Geotechnical engineers perform geotechnical investigations to obtain information on the physical properties of soil and rock underlying (and sometimes adjacent to) a site to design earthworks and foundations for proposed structures, and for repair of distress to earthworks and structures caused by subsurface conditions. A geotechnical investigation will include surface exploration and subsurface exploration of a site. Sometimes, geophysical methods are used to obtain data about sites. Subsurface exploration usually involves in-situ testing (two common examples of in-situ tests are the standard penetration test and cone penetration test.
In addition site investigation will often include subsurface sampling and laboratory testing of the soil samples retrieved. The digging of test pits and trenching (particularly for locating faults and slide planes may also be used to learn about soil conditions at depth. Large diameter borings are rarely used due to safety concerns and expense, but are sometimes used to allow a geologist or engineer to be lowered into the borehole for direct visual and manual examination of the soil and rock stratigraphy.

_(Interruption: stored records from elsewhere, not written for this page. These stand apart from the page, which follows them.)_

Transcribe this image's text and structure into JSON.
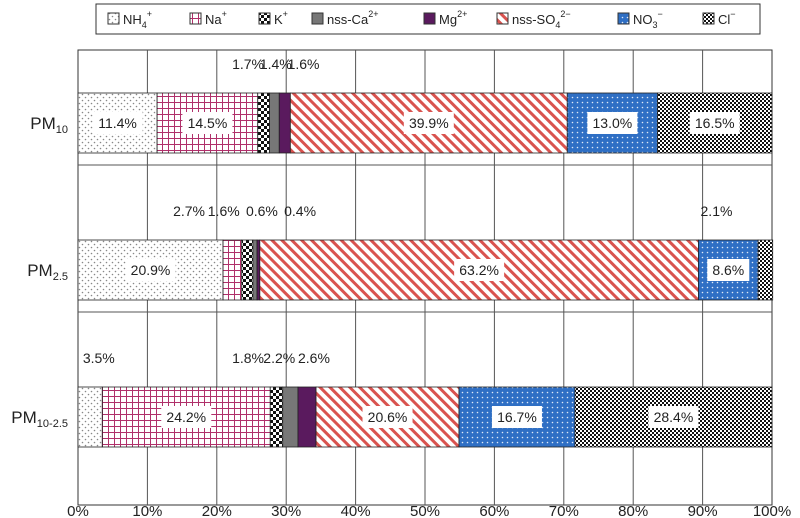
{
  "chart_data": {
    "type": "bar",
    "orientation": "horizontal",
    "stacked": true,
    "categories": [
      {
        "main": "PM",
        "sub": "10"
      },
      {
        "main": "PM",
        "sub": "2.5"
      },
      {
        "main": "PM",
        "sub": "10-2.5"
      }
    ],
    "series": [
      {
        "key": "nh4",
        "name": {
          "base": "NH",
          "sub": "4",
          "sup": "+"
        },
        "pattern": "dots",
        "color": "#888888",
        "values": [
          11.4,
          20.9,
          3.5
        ]
      },
      {
        "key": "na",
        "name": {
          "base": "Na",
          "sub": "",
          "sup": "+"
        },
        "pattern": "grid",
        "color": "#b0306a",
        "values": [
          14.5,
          2.7,
          24.2
        ]
      },
      {
        "key": "k",
        "name": {
          "base": "K",
          "sub": "",
          "sup": "+"
        },
        "pattern": "checker",
        "color": "#111111",
        "values": [
          1.7,
          1.6,
          1.8
        ]
      },
      {
        "key": "ca",
        "name": {
          "base": "nss-Ca",
          "sub": "",
          "sup": "2+"
        },
        "pattern": "solid",
        "color": "#777777",
        "values": [
          1.4,
          0.6,
          2.2
        ]
      },
      {
        "key": "mg",
        "name": {
          "base": "Mg",
          "sub": "",
          "sup": "2+"
        },
        "pattern": "solid",
        "color": "#5a1a5e",
        "values": [
          1.6,
          0.4,
          2.6
        ]
      },
      {
        "key": "so4",
        "name": {
          "base": "nss-SO",
          "sub": "4",
          "sup": "2−"
        },
        "pattern": "diag",
        "color": "#d9534f",
        "values": [
          39.9,
          63.2,
          20.6
        ]
      },
      {
        "key": "no3",
        "name": {
          "base": "NO",
          "sub": "3",
          "sup": "−"
        },
        "pattern": "bluedots",
        "color": "#2f6fc4",
        "values": [
          13.0,
          8.6,
          16.7
        ]
      },
      {
        "key": "cl",
        "name": {
          "base": "Cl",
          "sub": "",
          "sup": "−"
        },
        "pattern": "dense-check",
        "color": "#111111",
        "values": [
          16.5,
          2.1,
          28.4
        ]
      }
    ],
    "labels_inside": [
      [
        {
          "series": "nh4",
          "text": "11.4%"
        },
        {
          "series": "na",
          "text": "14.5%"
        },
        {
          "series": "so4",
          "text": "39.9%"
        },
        {
          "series": "no3",
          "text": "13.0%"
        },
        {
          "series": "cl",
          "text": "16.5%"
        }
      ],
      [
        {
          "series": "nh4",
          "text": "20.9%"
        },
        {
          "series": "so4",
          "text": "63.2%"
        },
        {
          "series": "no3",
          "text": "8.6%"
        }
      ],
      [
        {
          "series": "na",
          "text": "24.2%"
        },
        {
          "series": "so4",
          "text": "20.6%"
        },
        {
          "series": "no3",
          "text": "16.7%"
        },
        {
          "series": "cl",
          "text": "28.4%"
        }
      ]
    ],
    "labels_above": [
      [
        {
          "text": "1.7%",
          "at": 24.5
        },
        {
          "text": "1.4%",
          "at": 28.5
        },
        {
          "text": "1.6%",
          "at": 32.5
        }
      ],
      [
        {
          "text": "2.7%",
          "at": 16.0
        },
        {
          "text": "1.6%",
          "at": 21.0
        },
        {
          "text": "0.6%",
          "at": 26.5
        },
        {
          "text": "0.4%",
          "at": 32.0
        },
        {
          "text": "2.1%",
          "at": 92.0
        }
      ],
      [
        {
          "text": "3.5%",
          "at": 3.0
        },
        {
          "text": "1.8%",
          "at": 24.5
        },
        {
          "text": "2.2%",
          "at": 29.0
        },
        {
          "text": "2.6%",
          "at": 34.0
        }
      ]
    ],
    "x_ticks": [
      "0%",
      "10%",
      "20%",
      "30%",
      "40%",
      "50%",
      "60%",
      "70%",
      "80%",
      "90%",
      "100%"
    ],
    "xlim": [
      0,
      100
    ],
    "grid": true,
    "legend_position": "top"
  }
}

A variety of soil samplers exist to meet the needs of different engineering projects. The standard penetration test (SPT), which uses a thick-walled split spoon sampler, is the most common way to collect disturbed samples. Piston samplers, employing a thin-walled tube, are most commonly used for the collection of less disturbed samples. More advanced methods, such as ground freezing and the Sherbrooke block sampler, are superior, but even more expensive.
Atterberg limits tests, water content measurements, and grain size analysis, for example, may be performed on disturbed samples obtained from thick walled soil samplers. Properties such as shear strength, stiffness hydraulic conductivity, and coefficient of consolidation may be significantly altered by sample disturbance. To measure these properties in the laboratory, high quality sampling would required. Common tests to measure the strength and stiffness include the triaxial shear, unconfined compression test.
Surface exploration can include geologic mapping, geophysical methods, and photogrammetry, or it can be as simple as an engineer walking around on the site to observe the physical conditions at the site. Geologic mapping and interpretation of geomorphology is typically completed in consultation with a geologist or engineering geologist.
Geophysical exploration is also sometimes used; geophysical techniques used for subsurface exploration include measurement of seismic waves (pressure, shear, and Rayleigh waves), using surface-wave methods and/or downhole methods, and electromagnetic surveys (magnetometer, resistivity, and ground-penetrating radar).